9 thoughts on “Blogging Insights — Comments

  1. drtanya@saltedcaramel May 18, 2020 / 10:02 am

    It’s that sense of community and the interchange of ideas that make all the hours I spend writing and reading posts worthwhile. It’s that feeling you get when you know that something you wrote and posted resonated enough with someone else that they actually took their time to write a comment in response.”

    I completely agree with this.

    Liked by 1 person

  2. Melanie B Cee May 18, 2020 / 1:14 pm

    Abraham Lincoln blogged? O_o Wow. He really was far ahead of his time, wasn’t he? 😆 I did take some exception (mildly) to the comment that “I blog for myself” was b.s. Yeah, maybe. To some. To others (me among them), while I am grateful for the comments I get and the opinions and perspectives, and participation in Share Your World and all that – I DO blog for myself. If what I write isn’t well received (number wise), oh well. Sometimes I look at a piece and figure out why it isn’t so popular and even more rarely I’ll take down or make private the ‘offending’ post, but not often. I’m grateful. But I still write for me.

    Liked by 2 people

    • Fandango May 18, 2020 / 10:48 pm

      Well, I suppose we all write for ourselves, but I stand by my notion that if you (the generic “you,” not you, specifically) don’t care if others read and react to what you write, why would you bother to write what you supposedly write only for yourself on a public website where others can read it. Why not just create Word documents and keep them in a file on your computer’s hard drive? Why not? Because m, while you write for yourself, you are also writing for an audience comprised of other bloggers and you are, as you noted grateful for the comments you get.

      Like

  3. rugby843 May 18, 2020 / 3:38 pm

    I truly do write for my own well being and if someone can relate, that’s great.  Of course it’s nice if people like it, and I do love comments, but don’t do stats.  I used to try every prompt but I don’t do that anymore.  If something catches my eye I respond. No BS, F😂

    Sent from Yahoo Mail on Android

    Liked by 1 person

  4. Marilyn Armstrong May 18, 2020 / 9:43 pm

    The comments are how I learn stuff and very often what starts as a comment ends up as a post. It’s where ideas often begin.

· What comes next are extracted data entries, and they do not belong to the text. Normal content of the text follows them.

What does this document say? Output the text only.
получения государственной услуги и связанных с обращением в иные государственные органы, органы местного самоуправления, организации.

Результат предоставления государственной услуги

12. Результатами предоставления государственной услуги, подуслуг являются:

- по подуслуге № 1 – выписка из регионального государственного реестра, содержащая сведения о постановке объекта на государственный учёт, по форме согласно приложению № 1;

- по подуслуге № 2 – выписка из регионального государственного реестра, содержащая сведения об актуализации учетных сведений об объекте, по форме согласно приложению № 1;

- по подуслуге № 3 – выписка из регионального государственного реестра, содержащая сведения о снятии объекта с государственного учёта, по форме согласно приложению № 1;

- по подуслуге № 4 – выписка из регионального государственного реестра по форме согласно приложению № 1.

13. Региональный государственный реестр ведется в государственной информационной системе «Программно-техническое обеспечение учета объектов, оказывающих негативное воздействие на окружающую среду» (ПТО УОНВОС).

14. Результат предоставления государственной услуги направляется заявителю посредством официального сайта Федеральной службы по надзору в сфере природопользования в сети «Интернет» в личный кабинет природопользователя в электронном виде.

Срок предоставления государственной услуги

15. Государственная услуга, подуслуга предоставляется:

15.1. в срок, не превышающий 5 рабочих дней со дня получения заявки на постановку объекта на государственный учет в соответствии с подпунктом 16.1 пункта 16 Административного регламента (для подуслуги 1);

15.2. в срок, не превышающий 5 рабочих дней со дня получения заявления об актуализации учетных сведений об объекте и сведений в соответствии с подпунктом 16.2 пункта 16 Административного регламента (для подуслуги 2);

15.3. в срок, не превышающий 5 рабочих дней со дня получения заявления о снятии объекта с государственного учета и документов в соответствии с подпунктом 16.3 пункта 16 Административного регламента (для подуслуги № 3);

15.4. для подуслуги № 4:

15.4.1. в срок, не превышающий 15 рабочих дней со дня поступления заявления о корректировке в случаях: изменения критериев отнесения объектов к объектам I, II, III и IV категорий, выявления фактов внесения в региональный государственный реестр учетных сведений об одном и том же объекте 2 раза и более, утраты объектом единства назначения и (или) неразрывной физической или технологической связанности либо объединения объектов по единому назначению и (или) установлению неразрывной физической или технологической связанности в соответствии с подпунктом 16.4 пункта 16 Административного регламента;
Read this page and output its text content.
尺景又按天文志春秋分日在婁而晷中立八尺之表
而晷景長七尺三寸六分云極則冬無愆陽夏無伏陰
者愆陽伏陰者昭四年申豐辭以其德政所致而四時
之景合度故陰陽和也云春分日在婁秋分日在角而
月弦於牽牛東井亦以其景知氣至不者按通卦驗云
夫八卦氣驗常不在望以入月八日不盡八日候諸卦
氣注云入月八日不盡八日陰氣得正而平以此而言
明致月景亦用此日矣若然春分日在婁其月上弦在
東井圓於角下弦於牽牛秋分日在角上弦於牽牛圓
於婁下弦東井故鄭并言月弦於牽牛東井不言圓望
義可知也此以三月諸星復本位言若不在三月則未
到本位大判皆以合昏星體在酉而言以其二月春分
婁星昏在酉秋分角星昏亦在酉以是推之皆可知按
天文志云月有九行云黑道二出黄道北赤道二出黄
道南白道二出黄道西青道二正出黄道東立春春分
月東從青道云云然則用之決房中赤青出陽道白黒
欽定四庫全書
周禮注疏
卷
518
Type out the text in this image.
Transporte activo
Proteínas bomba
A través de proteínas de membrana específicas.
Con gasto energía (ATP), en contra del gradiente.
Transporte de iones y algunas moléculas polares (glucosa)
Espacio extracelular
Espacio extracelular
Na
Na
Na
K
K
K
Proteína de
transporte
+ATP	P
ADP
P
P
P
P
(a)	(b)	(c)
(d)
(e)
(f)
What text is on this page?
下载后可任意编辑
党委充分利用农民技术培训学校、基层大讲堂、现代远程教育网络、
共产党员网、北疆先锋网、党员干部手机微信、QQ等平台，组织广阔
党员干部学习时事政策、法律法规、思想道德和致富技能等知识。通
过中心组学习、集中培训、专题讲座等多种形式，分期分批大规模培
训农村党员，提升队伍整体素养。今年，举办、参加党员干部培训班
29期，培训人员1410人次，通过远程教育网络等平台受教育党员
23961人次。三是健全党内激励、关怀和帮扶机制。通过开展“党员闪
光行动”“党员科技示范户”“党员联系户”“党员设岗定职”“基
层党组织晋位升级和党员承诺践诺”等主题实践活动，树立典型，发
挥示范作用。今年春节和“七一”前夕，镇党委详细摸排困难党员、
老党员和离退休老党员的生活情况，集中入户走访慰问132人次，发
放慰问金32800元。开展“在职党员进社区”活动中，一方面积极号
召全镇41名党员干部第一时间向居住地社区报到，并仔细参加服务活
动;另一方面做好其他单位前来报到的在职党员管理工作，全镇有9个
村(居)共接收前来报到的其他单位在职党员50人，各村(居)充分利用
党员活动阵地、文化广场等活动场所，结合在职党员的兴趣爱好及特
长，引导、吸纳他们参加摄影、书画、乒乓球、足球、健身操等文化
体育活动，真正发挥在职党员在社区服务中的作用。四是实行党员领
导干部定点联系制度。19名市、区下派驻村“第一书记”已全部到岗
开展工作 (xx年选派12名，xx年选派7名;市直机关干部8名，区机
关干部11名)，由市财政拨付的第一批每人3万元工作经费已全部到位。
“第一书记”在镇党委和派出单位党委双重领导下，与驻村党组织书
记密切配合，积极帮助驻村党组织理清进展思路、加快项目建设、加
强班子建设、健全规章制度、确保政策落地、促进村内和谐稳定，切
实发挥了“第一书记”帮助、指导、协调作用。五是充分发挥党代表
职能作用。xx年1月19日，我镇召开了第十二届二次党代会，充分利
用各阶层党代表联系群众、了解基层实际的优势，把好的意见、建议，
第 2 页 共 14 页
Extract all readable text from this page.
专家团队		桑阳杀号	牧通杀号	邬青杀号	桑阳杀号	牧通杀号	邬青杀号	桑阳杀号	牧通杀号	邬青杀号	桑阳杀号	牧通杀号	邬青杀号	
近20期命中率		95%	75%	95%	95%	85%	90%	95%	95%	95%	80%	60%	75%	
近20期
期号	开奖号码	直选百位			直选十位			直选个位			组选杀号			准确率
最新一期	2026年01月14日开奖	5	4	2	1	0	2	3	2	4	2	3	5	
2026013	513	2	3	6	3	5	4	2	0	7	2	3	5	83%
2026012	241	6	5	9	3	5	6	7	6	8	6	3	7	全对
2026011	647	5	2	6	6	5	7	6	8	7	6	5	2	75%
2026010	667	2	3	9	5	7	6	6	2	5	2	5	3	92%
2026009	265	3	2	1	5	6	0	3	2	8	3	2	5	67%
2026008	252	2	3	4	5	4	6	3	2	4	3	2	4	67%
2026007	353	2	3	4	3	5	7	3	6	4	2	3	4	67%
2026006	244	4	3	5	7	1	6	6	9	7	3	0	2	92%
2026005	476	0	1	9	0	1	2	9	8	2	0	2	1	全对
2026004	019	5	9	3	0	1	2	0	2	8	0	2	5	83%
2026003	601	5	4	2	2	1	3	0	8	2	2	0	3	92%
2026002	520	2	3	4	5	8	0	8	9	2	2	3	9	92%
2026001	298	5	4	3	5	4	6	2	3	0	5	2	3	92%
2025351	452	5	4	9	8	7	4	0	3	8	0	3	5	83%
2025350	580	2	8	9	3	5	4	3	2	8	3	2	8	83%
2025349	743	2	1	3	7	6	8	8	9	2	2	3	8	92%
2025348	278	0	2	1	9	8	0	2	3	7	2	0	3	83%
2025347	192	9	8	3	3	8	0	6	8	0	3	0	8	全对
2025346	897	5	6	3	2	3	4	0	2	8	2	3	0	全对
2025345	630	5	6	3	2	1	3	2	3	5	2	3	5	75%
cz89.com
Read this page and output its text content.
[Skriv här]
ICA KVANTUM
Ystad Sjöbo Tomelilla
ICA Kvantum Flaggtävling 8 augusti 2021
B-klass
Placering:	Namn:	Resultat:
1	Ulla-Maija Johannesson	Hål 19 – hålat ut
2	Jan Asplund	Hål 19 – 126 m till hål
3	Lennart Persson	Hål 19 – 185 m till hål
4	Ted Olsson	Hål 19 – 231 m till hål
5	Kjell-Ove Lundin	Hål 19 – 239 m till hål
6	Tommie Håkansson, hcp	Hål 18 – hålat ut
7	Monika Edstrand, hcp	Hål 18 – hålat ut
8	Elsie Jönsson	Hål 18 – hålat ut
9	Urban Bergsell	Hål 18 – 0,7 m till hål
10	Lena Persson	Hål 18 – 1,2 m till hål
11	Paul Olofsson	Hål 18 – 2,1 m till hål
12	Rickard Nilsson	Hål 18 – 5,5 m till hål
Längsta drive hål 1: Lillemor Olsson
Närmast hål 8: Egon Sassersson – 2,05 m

    I do block negative comments when I think they are trolls, but i’ve been doing this a long time and you can’t always spot a troll on first comment. Before WordPress there were others.

    I’ve actually forgotten the names. One by one, they closed and this is what is left.

    Liked by 1 person

  5. Taswegian1957 May 19, 2020 / 10:42 am

    I do enjoy reading the comments on my blogs and I often read the comment threads on the blogs I follow although I don’ t have time to read them all. I get ideas for posts from comments sometimes. I have certainly turned some of my own more wordy comments into posts.
    I don’t get a lot of spam comments. Askimet gets them mostly. Occasionally I read one and think it sounds odd so I block it but it’s rare.
    I haven’t had to deal with negative comments all that much. If I had to I think I would do the same as on Facebook, allow it, possibly answer it but then let it drop rather than get into an online argument with someone. If it was a blogging friend and I wanted to continue I’d probably do it privately via email.

    Liked by 1 person

  6. leigha66 May 19, 2020 / 11:16 pm

    Sometimes the comments portion can be better than the post. It is a way of sparking communication and that is kind of what words are all about. I do definitely write to maintain a certain sanity but I have always wanted to write poems (started in about 7th grade) and any time a writer can reach a reader and make a connection that is a good thing. People don’t feel so alone when someone has a situation similar to theirs.